The expert said the two companies have adjusted their workforce repeatedly over the last couple of decades with other rounds of layoffs.
"They have more organizational knowledge and learning about how to conduct layoffs properly and when to conduct them and what skills are needed," she added.
© AP Photo / Jenny Kane Logo for Netflix on a remote control Logo for Netflix on a remote control The layoffs will continue at Netflix as well because of a decline in user behavior, Chhinzer said. The business model of these companies will remain the same, but they are laying off because consumer demand has gone down, she said.The layoffs are likely temporary because they anticipate that with all of the home-produced multimedia on Netflix, they will actually be able to rebuild consumer demand, Chhinzer added.
"They’re hoping to rehire people when demand increases, and they're taking the steps they need right now, building a lot of TV series and movies and international partnerships to help the companies grow in the future," she explained.
In general, explaining the reason for the current cuts in the IT sector, the expert points to three circumstances, in particular the need to renew personnel.
"But the tech industry moves so quickly that they don't have time to invest in training their employees. Instead, they let this group of employees go and then hire new employees with different skills. And we see this happening with Meta. Meta let their employees go over part of Facebook because they wanted to change their business," she said.
And then the companies are hiring people with new skills, according to Chhinzer.
"Part of this is the company is looking at what skills they need and saying I need to rely on my skills.

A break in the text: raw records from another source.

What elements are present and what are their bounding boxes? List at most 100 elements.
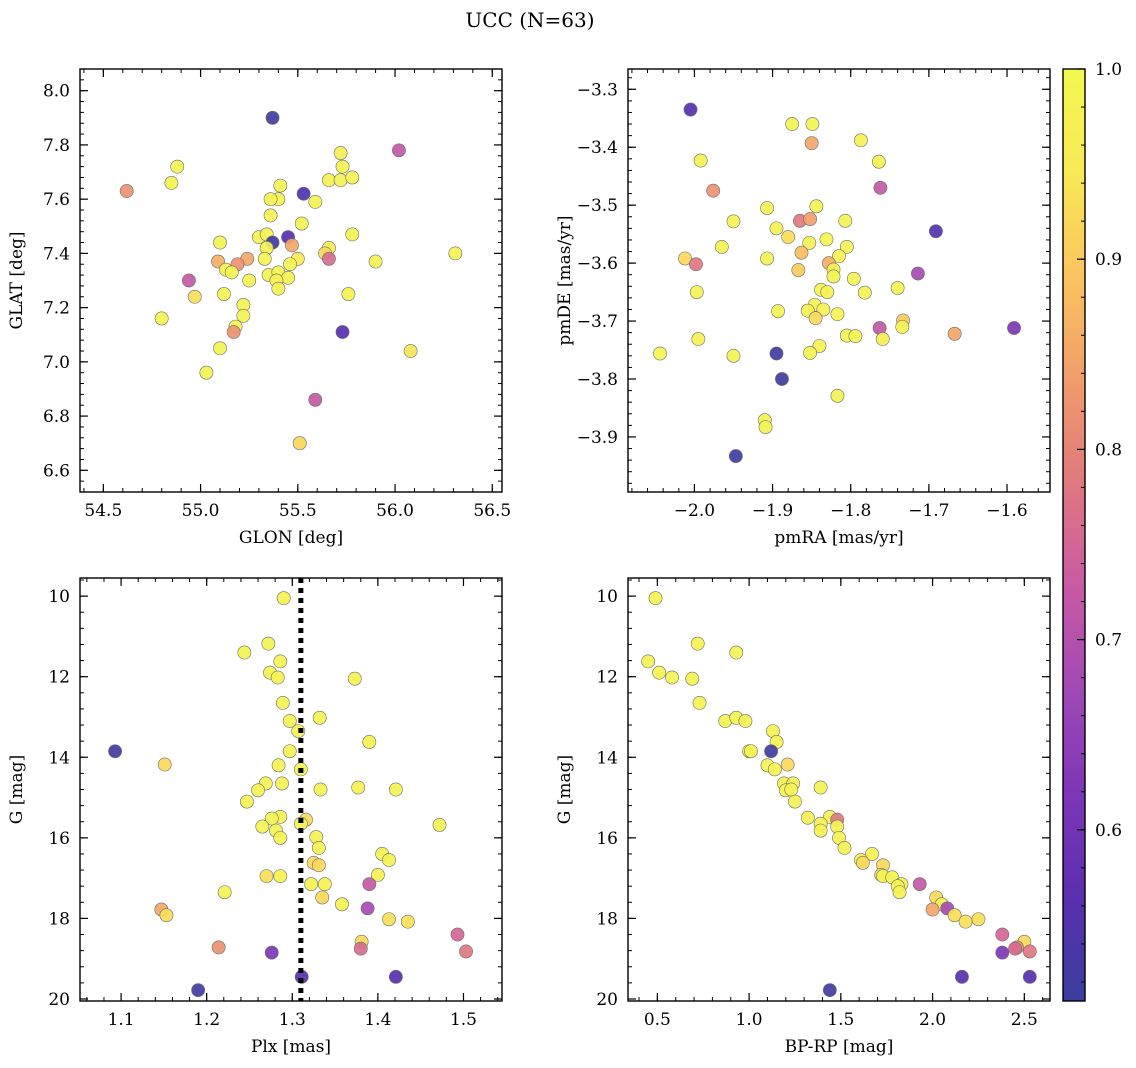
data-point: [273, 869, 288, 884]
scatter-series: [653, 102, 1021, 463]
data-point: [653, 346, 667, 361]
scatter-series: [108, 591, 473, 998]
data-point: [728, 449, 743, 463]
data-point: [837, 841, 852, 855]
data-point: [388, 782, 403, 797]
data-point: [760, 251, 774, 266]
data-point: [816, 302, 831, 317]
data-point: [830, 388, 845, 403]
data-point: [706, 183, 721, 198]
data-point: [304, 877, 319, 892]
data-point: [1007, 321, 1021, 335]
y-tick-label: 14: [48, 748, 70, 768]
data-point: [311, 858, 326, 873]
y-tick-label: −3.3: [577, 80, 618, 100]
data-point: [251, 783, 265, 798]
x-tick-label: 2.0: [919, 1010, 946, 1030]
data-point: [285, 238, 299, 253]
data-point: [211, 940, 226, 955]
data-point: [804, 136, 819, 151]
data-point: [119, 184, 134, 198]
panel-3: 1.1 1.2 1.3 1.4 1.5 10 12 14 16 18 20 Plx [mas] G [m…: [7, 577, 503, 1057]
data-point: [802, 235, 817, 250]
data-point: [382, 912, 396, 927]
x-tick-label: 56.0: [376, 501, 414, 521]
data-point: [892, 885, 907, 900]
x-tick-label: 1.4: [364, 1010, 391, 1030]
data-point: [370, 868, 385, 882]
data-point: [813, 823, 828, 838]
data-point: [261, 636, 276, 651]
data-point: [291, 724, 306, 738]
y-axis-label: GLAT [deg]: [7, 231, 27, 329]
x-tick-label: 1.0: [736, 1010, 763, 1030]
y-tick-label: 7.6: [43, 190, 70, 210]
colorbar-tick-label: 1.0: [1095, 60, 1122, 80]
x-tick-label: −2.0: [674, 501, 715, 521]
x-tick-label: 2.5: [1011, 1010, 1038, 1030]
y-tick-label: −3.9: [577, 428, 618, 448]
scatter-series: [641, 591, 1037, 998]
y-tick-label: 12: [48, 668, 70, 688]
data-point: [809, 199, 824, 214]
y-tick-label: 10: [596, 587, 618, 607]
data-point: [271, 281, 286, 296]
data-point: [775, 372, 789, 386]
data-point: [263, 208, 278, 223]
y-tick-label: 7.4: [43, 244, 70, 264]
data-point: [347, 671, 362, 686]
x-tick-label: 54.5: [84, 501, 122, 521]
data-point: [738, 714, 753, 728]
data-point: [947, 908, 962, 923]
data-point: [450, 927, 465, 942]
data-point: [154, 311, 169, 326]
data-point: [459, 944, 473, 959]
data-point: [296, 186, 311, 201]
data-point: [803, 346, 817, 360]
data-point: [265, 110, 280, 125]
data-point: [911, 266, 925, 281]
figure-title: UCC (N=63): [465, 8, 594, 32]
data-point: [259, 869, 274, 884]
data-point: [958, 914, 973, 929]
data-point: [820, 285, 835, 299]
data-point: [432, 818, 447, 832]
data-point: [714, 239, 729, 254]
y-tick-label: −3.7: [577, 312, 618, 332]
data-point: [353, 941, 368, 956]
data-point: [853, 133, 868, 148]
data-point: [758, 420, 773, 434]
plot-frame: [627, 68, 1051, 493]
y-tick-label: 7.0: [43, 353, 70, 373]
data-point: [276, 591, 291, 606]
data-point: [729, 645, 744, 660]
y-tick-label: 18: [596, 909, 618, 929]
data-point: [335, 325, 350, 339]
data-point: [388, 969, 403, 984]
data-point: [400, 914, 415, 929]
data-point: [213, 341, 227, 356]
data-point: [164, 175, 179, 190]
data-point: [108, 744, 122, 759]
data-point: [819, 232, 834, 247]
colorbar-gradient: [1062, 68, 1086, 1002]
data-point: [683, 102, 698, 117]
data-point: [187, 289, 202, 304]
data-point: [692, 695, 707, 710]
data-point: [1022, 944, 1037, 959]
data-point: [822, 983, 837, 998]
data-point: [808, 311, 823, 326]
x-tick-label: 56.5: [473, 501, 511, 521]
y-tick-label: 16: [48, 829, 70, 849]
x-tick-label: 55.0: [182, 501, 220, 521]
data-point: [875, 332, 890, 346]
data-point: [392, 143, 406, 158]
colorbar-tick-label: 0.9: [1095, 250, 1122, 270]
data-point: [213, 235, 227, 250]
data-point: [832, 249, 846, 264]
data-point: [726, 348, 741, 363]
y-tick-label: −3.5: [577, 196, 618, 216]
y-tick-label: 16: [596, 829, 618, 849]
data-point: [236, 308, 251, 323]
x-tick-label: −1.9: [752, 501, 793, 521]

I'll lay off people who don't have the skills I need and hire the people who do," she said.
The tech industry moves so fast they must be the quickest one to get the skills.
"You don't have six months to invest right," she concluded.

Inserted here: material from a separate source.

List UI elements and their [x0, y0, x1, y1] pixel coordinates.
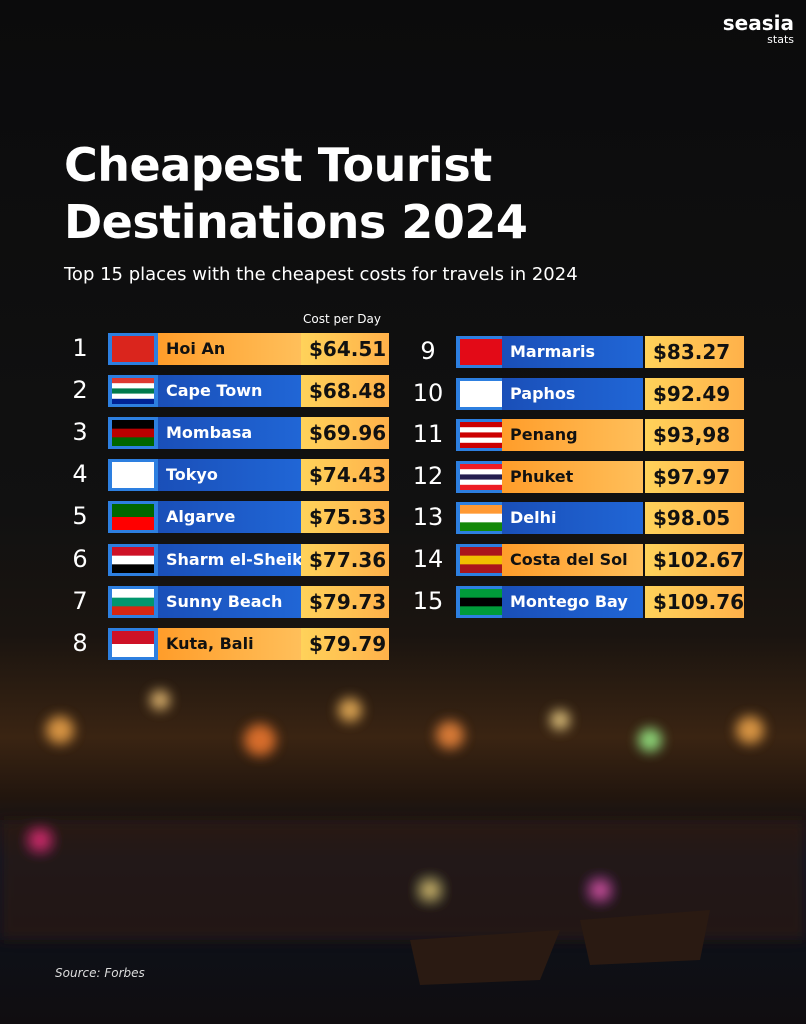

Despite the seemingly looming threat of unemployment over American IT specialists, the expert is sure that highly qualified specialists in this field will still be in demand.
"This is less about saving manufacturing when defined because demand for cars was different. This is because we're looking to change the skills composition. For those people who are in the tech industry, but don't continue to stay current with their software and their hardware or their technology skills. They'll have a harder time finding a job because your skills get dated," she said.
The expert noted that in the 1980s and 1990s the main reason for downsizing was the company’s desire to cut costs. Since 2005, their goal has been to change the structure of the staff. Now reductions are not the main element of savings, it is largely ensured by an increase in production automation.Meanwhile, the interlocutor of the agency notes, a round of cuts will allow cooling of the cost of IT personnel that has increased during the COVID-19 pandemic. During the pandemic salaries were inflated, Chhinzer said.
"They were higher than what they should be in the open market. Because there was more competition, everyone was hiring," she said.
She recalled that in the tech bubble burst of 2001 companies were not dumping but were laying off employees who they had hired at inflated prices.Hence, a worker making $130,000 annually was replaced by one making $100,000, Chhinzer pointed out.
"They're doing the same work. And that multiplied by 100 or 1,000… makes a big financial difference to the company," she concluded.